Quote of the Day
In times to come, when we are all gone, people not yet born will walk in the sunshine of their own days because of what women and men did at this hour to feed the sick, to heal and to comfort.
While COVID rages around the US, I have been staying isolated at my lake cabin in northern Minnesota. Because of my love for data, I track various lake metrics such as height relative to sea level, clarity, and temperature. I gather this information into a report that I send to the other folks who live on the lake. In this post, I show how I put together a chart of lake water temperature vs time using Excel and Power Query. I also demonstrate how to use the FILTERXML function to parse some rather messy data. I find myself using FILTERXML for data parsing more and more.
For those who like to follow along, you can download my workbook here.

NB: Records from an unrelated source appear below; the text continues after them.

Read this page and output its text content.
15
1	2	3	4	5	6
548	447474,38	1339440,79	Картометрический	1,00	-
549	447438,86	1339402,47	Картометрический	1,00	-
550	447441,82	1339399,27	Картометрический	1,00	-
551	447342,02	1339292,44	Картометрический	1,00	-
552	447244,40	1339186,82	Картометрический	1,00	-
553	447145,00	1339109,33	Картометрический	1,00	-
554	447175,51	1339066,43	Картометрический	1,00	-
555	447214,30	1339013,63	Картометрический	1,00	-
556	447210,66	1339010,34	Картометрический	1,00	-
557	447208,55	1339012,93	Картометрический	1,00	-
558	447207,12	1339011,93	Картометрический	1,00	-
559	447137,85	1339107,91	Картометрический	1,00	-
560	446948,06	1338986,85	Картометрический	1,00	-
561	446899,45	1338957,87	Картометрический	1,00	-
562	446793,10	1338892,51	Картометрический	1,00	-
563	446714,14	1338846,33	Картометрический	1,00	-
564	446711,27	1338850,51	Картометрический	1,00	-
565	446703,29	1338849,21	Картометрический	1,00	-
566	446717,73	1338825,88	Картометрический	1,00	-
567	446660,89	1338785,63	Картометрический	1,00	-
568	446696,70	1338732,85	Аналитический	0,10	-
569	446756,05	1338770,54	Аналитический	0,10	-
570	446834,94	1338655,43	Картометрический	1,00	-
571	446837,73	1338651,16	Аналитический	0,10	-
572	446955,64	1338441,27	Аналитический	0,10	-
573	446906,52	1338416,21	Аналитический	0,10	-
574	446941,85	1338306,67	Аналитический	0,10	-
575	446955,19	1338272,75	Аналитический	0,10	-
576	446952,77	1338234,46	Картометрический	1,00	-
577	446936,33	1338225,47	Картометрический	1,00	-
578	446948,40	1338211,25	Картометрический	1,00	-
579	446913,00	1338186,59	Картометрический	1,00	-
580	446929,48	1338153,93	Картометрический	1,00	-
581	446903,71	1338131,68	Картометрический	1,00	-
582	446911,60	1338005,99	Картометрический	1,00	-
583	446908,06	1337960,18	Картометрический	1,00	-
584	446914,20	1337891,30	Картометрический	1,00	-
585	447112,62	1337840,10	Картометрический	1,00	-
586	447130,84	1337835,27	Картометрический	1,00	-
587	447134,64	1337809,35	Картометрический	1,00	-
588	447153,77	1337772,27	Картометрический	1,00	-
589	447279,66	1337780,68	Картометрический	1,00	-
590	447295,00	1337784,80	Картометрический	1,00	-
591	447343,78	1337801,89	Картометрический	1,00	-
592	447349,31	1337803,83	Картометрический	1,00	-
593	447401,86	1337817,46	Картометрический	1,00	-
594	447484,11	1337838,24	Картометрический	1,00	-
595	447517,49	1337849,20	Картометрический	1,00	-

I measure the lake temperature at the end of my dock using a K-type thermocouple. The thermocouple is mounted 15 centimeters below the water surface. While I take the readings manually today, I am setting up an Arduino system to automate the temperature reading next year. I begin taking readings as soon as the ice is off the lake and stop taking readings when the lake is ice-covered. The lake is not ice-covered yet, but I decided to start putting my report together early this year.
Air Temperature Readings
Because my wife likes to see how air temperature and lake temperature are related, I also plot the air temperature as recorded by a nearby National Oceanic and Atmospheric Agency (NOAA) site in Hibbing, Minnesota. They have an excellent web site that allows you to download all sorts of US weather data (link).
Parsing with FILTERXML
I have never cared for Excel’s Text-to-Column function because it does not update automatically. I now tend to parse text using functions or FILTERXML. For this example, I will be using FILTERXML. Because you may not be familiar with it, I include an example of how it can parse an XML string in Figure 2. For general parsing, you often can convert a string to an XML string using the substitute command and then apply FILTERXML to parse the modified string. For more details, see the Chandoo blog for a great example.
I recorded my lake temperature data on Google Keep over time. When it was time to report, I simply pasted the data into the LakeData tab of the Excel Workbook. I then used FILTERXML to parse the data. Similarly, I downloaded the air temperature data from the NOAA website, converted from PDF to CSV using Tabula, and pasted the data into the NOAA tab of the workbook. Both raw tables were loaded into Power Query for general cleaning (e.g. converting strings to dates, etc). The clean data is then charted in Figure 3.
I should mention that the downloadable data from NOAA is always two days behind.
Figure 3 shows the plot that I will use in my lake metrics report for lake and air temperature. The light yellow area chart shows the range of daily temperatures. The purple diamonds show the lake temperature data. The chart does show that the lake temperature and air temperature tend to track most of the year, but diverge as winter arrives because the lake does not cool off as quickly as the air.
This workbook is a good example of how to gather data, parse it, clean it, merge it, and plot sensor data. It shows how to parse the data using FILTERXML that updates automatically as more data is collected.